Comment amener les salarié-es à agir ici et maintenant, et à agir dans une optique de transformation sociale ? Question cruciale pour ceux et celles (à AL et ailleurs) qui se réclament du syndicalisme révolutionnaire. Deux voies complémentaires existent pour cela : la pratique des luttes collectives d’une part, la formation syndicale d’autre part.

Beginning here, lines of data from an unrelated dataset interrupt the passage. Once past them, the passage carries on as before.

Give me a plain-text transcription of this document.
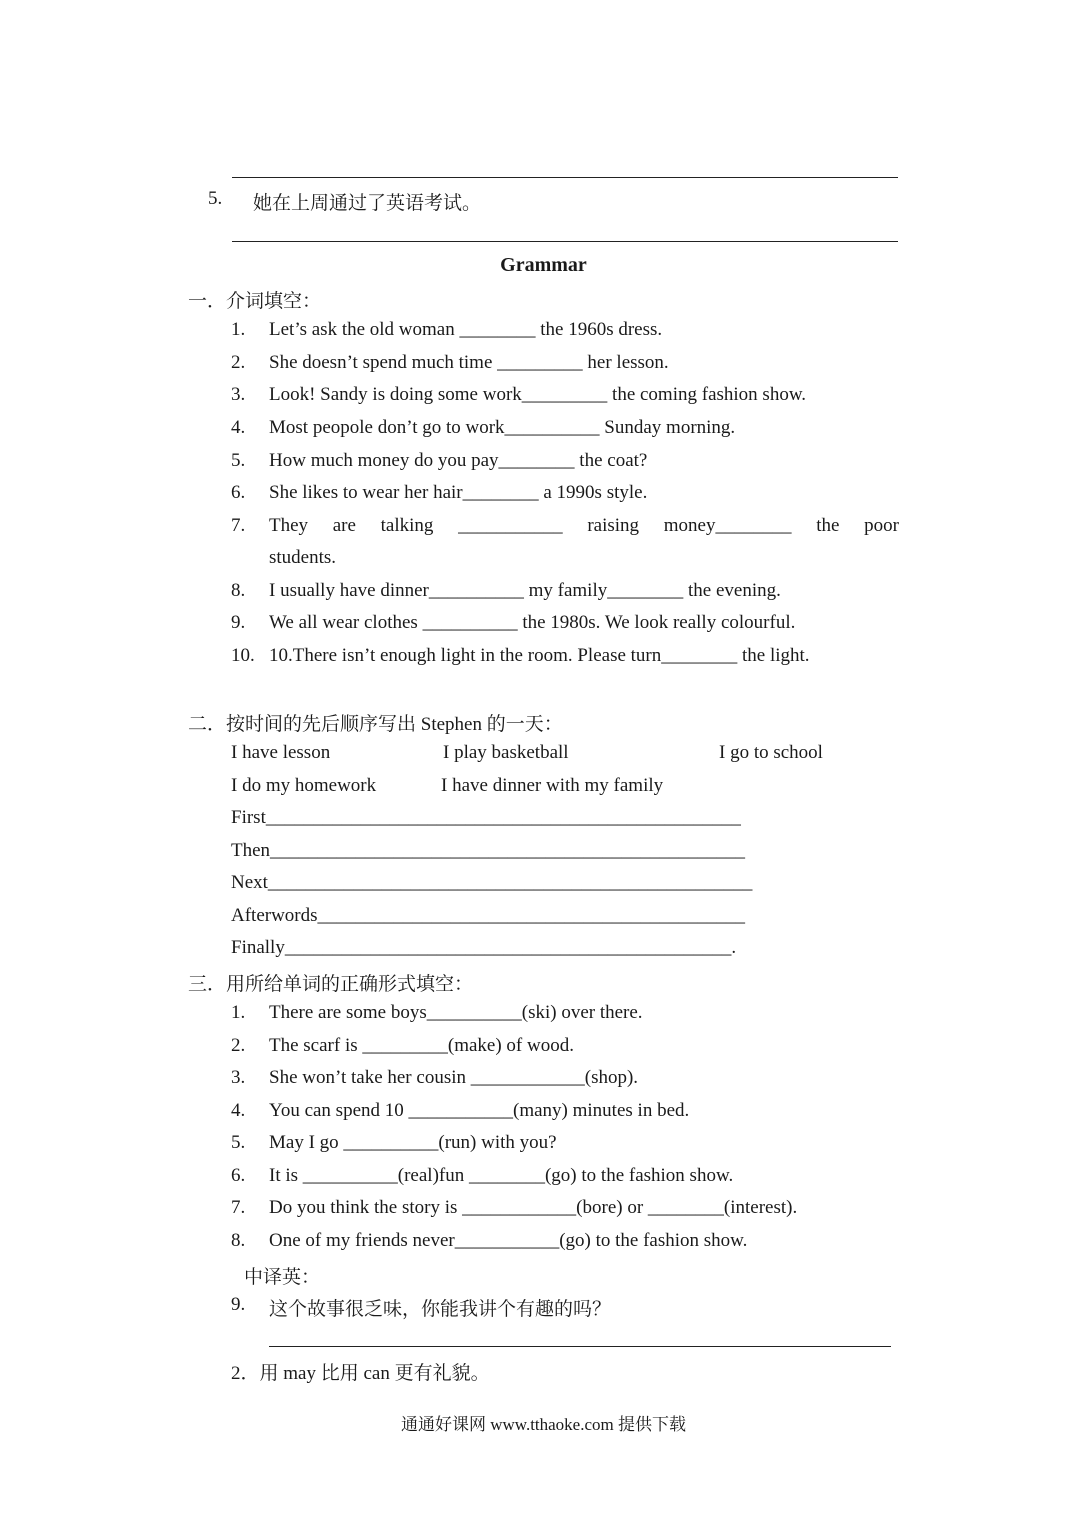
5. 她在上周通过了英语考试。
Grammar
一．介词填空：
1. Let’s ask the old woman ________ the 1960s dress.
2. She doesn’t spend much time _________ her lesson.
3. Look! Sandy is doing some work_________ the coming fashion show.
4. Most peopole don’t go to work__________ Sunday morning.
5. How much money do you pay________ the coat?
6. She likes to wear her hair________ a 1990s style.
7. They are talking ___________ raising money________ the poor
students.
8. I usually have dinner__________ my family________ the evening.
9. We all wear clothes __________ the 1980s. We look really colourful.
10. 10.There isn’t enough light in the room. Please turn________ the light.
二．按时间的先后顺序写出 Stephen 的一天：
I have lesson	I play basketball	I go to school
I do my homework	I have dinner with my family
First__________________________________________________
Then__________________________________________________
Next___________________________________________________
Afterwords_____________________________________________
Finally_______________________________________________.
三．用所给单词的正确形式填空：
1. There are some boys__________(ski) over there.
2. The scarf is _________(make) of wood.
3. She won’t take her cousin ____________(shop).
4. You can spend 10 ___________(many) minutes in bed.
5. May I go __________(run) with you?
6. It is __________(real)fun ________(go) to the fashion show.
7. Do you think the story is ____________(bore) or ________(interest).
8. One of my friends never___________(go) to the fashion show.
中译英：
9. 这个故事很乏味，你能我讲个有趣的吗？
2．用 may 比用 can 更有礼貌。
通通好课网 www.tthaoke.com 提供下载
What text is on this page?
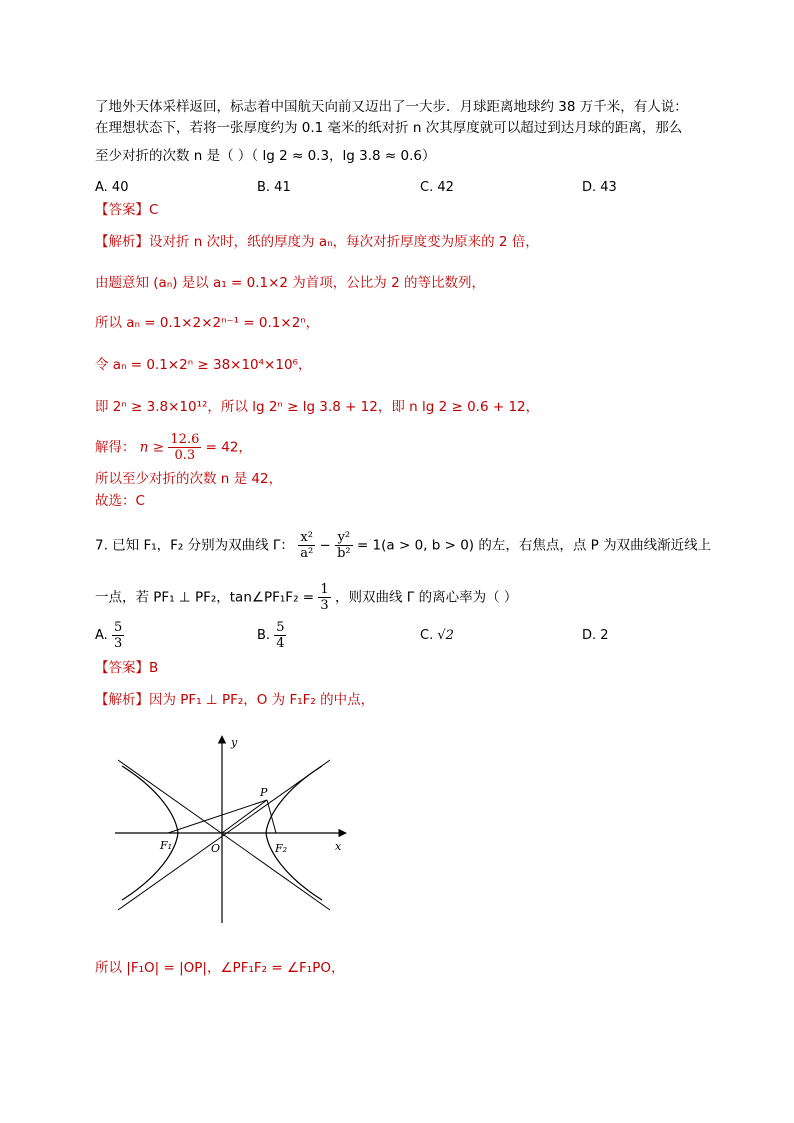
了地外天体采样返回，标志着中国航天向前又迈出了一大步．月球距离地球约 38 万千米，有人说：
在理想状态下，若将一张厚度约为 0.1 毫米的纸对折 n 次其厚度就可以超过到达月球的距离，那么
至少对折的次数 n 是（ ）（ lg 2 ≈ 0.3，lg 3.8 ≈ 0.6）
A. 40	B. 41	C. 42	D. 43
【答案】C
【解析】设对折 n 次时，纸的厚度为 aₙ，每次对折厚度变为原来的 2 倍，
由题意知 (aₙ) 是以 a₁ = 0.1×2 为首项，公比为 2 的等比数列，
所以 aₙ = 0.1×2×2ⁿ⁻¹ = 0.1×2ⁿ，
令 aₙ = 0.1×2ⁿ ≥ 38×10⁴×10⁶，
即 2ⁿ ≥ 3.8×10¹²，所以 lg 2ⁿ ≥ lg 3.8 + 12，即 n lg 2 ≥ 0.6 + 12，
解得： $n \ge \frac{12.6}{0.3} = 42$，
所以至少对折的次数 n 是 42，
故选：C
7. 已知 F₁，F₂ 分别为双曲线 Γ： $\frac{\text{x²}}{\text{a²}} - \frac{\text{y²}}{\text{b²}} = 1(a > 0$, b > 0) 的左，右焦点，点 P 为双曲线渐近线上
一点，若 PF₁ ⊥ PF₂，tan∠PF₁F₂ = $\frac{1}{3}$ ，则双曲线 Γ 的离心率为（ ）
A. $\frac{5}{3}$	B. $\frac{5}{4}$	C. √2	D. 2
【答案】B
【解析】因为 PF₁ ⊥ PF₂，O 为 F₁F₂ 的中点，
y
x
P
O
F₁	F₂
所以 |F₁O| = |OP|，∠PF₁F₂ = ∠F₁PO，
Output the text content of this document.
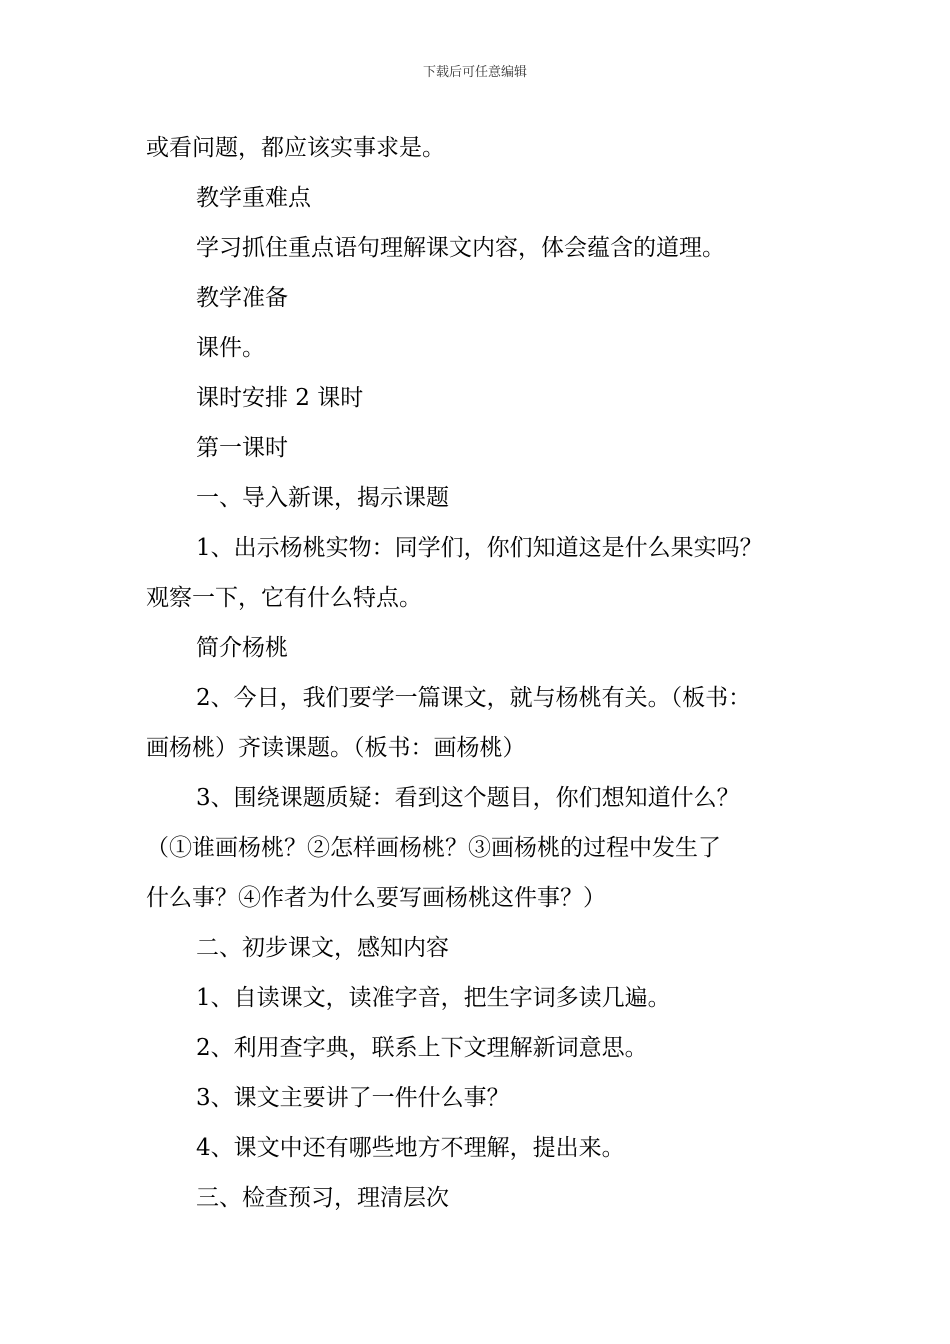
下载后可任意编辑

或看问题，都应该实事求是。

教学重难点

学习抓住重点语句理解课文内容，体会蕴含的道理。

教学准备

课件。

课时安排 2 课时

第一课时

一、导入新课，揭示课题

1、出示杨桃实物：同学们，你们知道这是什么果实吗？
观察一下，它有什么特点。

简介杨桃

2、今日，我们要学一篇课文，就与杨桃有关。（板书：
画杨桃）齐读课题。（板书：画杨桃）

3、围绕课题质疑：看到这个题目，你们想知道什么？
（①谁画杨桃？②怎样画杨桃？③画杨桃的过程中发生了
什么事？④作者为什么要写画杨桃这件事？）

二、初步课文，感知内容

1、自读课文，读准字音，把生字词多读几遍。

2、利用查字典，联系上下文理解新词意思。

3、课文主要讲了一件什么事？

4、课文中还有哪些地方不理解，提出来。

三、检查预习，理清层次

Cet article est issu d’un dossier spécial sur l’éducation populaire


« Le syndicalisme est le mouvement de la classe ouvrière qui veut parvenir à la pleine possession de ses droits sur l’usine et sur l’atelier ; il affirme que cette conquête en vue de réaliser l’émancipation du travail sera le produit de l’effort personnel et direct exercé par le travailleur. A la confiance dans le dieu du prêtre, à la confiance dans le pouvoir des politiciens inculquées au prolétaire moderne, le syndicalisme substitue la confiance en soi ; à l’action étiquetée tutélaire de Dieu et du Pouvoir, il substitue l’action directe – orientée dans le sens d’une révolution sociale – des intéressés, c’est-à-dire des salariés. » [1]. C’est par ces belles lignes qu’en 1909 l’ex-secrétaire de la CGT, Victor Griffuelhes, débutait une brochure de vulgarisation sur le syndicalisme. L’esprit de l’éducation populaire saute aux yeux.

Ouvrières immigrées en première ligne

Les luttes collectives, qui permettent d’expérimenter intimement la confrontation avec l’ordre établi, sont des vecteurs d’émancipation de première importance.

Parmi bien d’autres, et sans les idéaliser, on peut évoquer à ce titre deux luttes animées par des syndicats SUD ces dernières années : la grève des sans-papiers de Man-BTP en 2008-2009 à Paris 20e et la lutte des ouvrières et ouvriers du nettoyage SNCF en 2013  [2].

Les sans-papiers sont souvent dotés d’une conscience aigüe des rapports de domination et d’exploitation. La lutte de Man-BTP, relativement auto-organisée, a permis à des centaines d’ouvriers de sortir de l’ombre et de conquérir leurs cartes de séjour et leur dignité.

Quant à la grève du nettoyage de 2013 à la SNCF, elle a engendré des actes de solidarité entre travailleurs du privé et cheminots. Les ouvrières immigrées, en première ligne, ont emporté le combat et n’ont plus craint de s’impliquer syndicalement !

Dans les deux cas, l’expérience acquise a été spectaculaire, structurante pour les individus comme pour le groupe.

En matière de formation, on ne peut cependant pas tout attendre des luttes collectives. Dans la période actuelle, elles ne sont hélas pas si nombreuses, et ne touchent que très inégalement les différents secteurs du prolétariat. Avant et après les conflits sociaux, il est donc nécessaire de diffuser tous les savoirs et outils utiles pour mieux se bagarrer.

Sur les bancs du Cefi-Solidaires

Comme d’autres organisations syndicales, l’union Solidaires a fondé un institut de formation syndicale, le Centre d’étude et de formation interprofessionnel (Cefi-Solidaires), qui travaille en partenariat avec les réseaux d’éducation populaire.

L’enjeu est de transmettre des valeurs, une éthique, des outils juridiques, un esprit « lutte des classes » et des pratiques autogestionnaires aux milliers de militantes et de militants qui y transitent chaque année. Accueillant principalement des animatrices et animateurs de syndicats, dans le privé comme dans le public, des délégué-e-s du personnel, des élu-e-s au comité hygiène sécurité conditions de travail (CHSCT) et au comité d’entreprise, les formations sont assurées, en majorité, par des équipes de Solidaires ayant une expérience de terrain. Des brochures de formation complètent l’ensemble.

Transmission des valeurs et des savoirs-faire : cet enjeu est d’autant plus important pour Solidaires que son développement – 110.000 adhérents aujourd’hui – se fait avec des générations de travailleurs et de travailleuses qui n’ont pas été marquées par l’effervescence des débats et des luttes des années 1970, contrairement à la génération fondatrice.

L’expérience de la lutte collective, une formation autogestionnaire : l’avenir du mouvement ouvrier se joue là.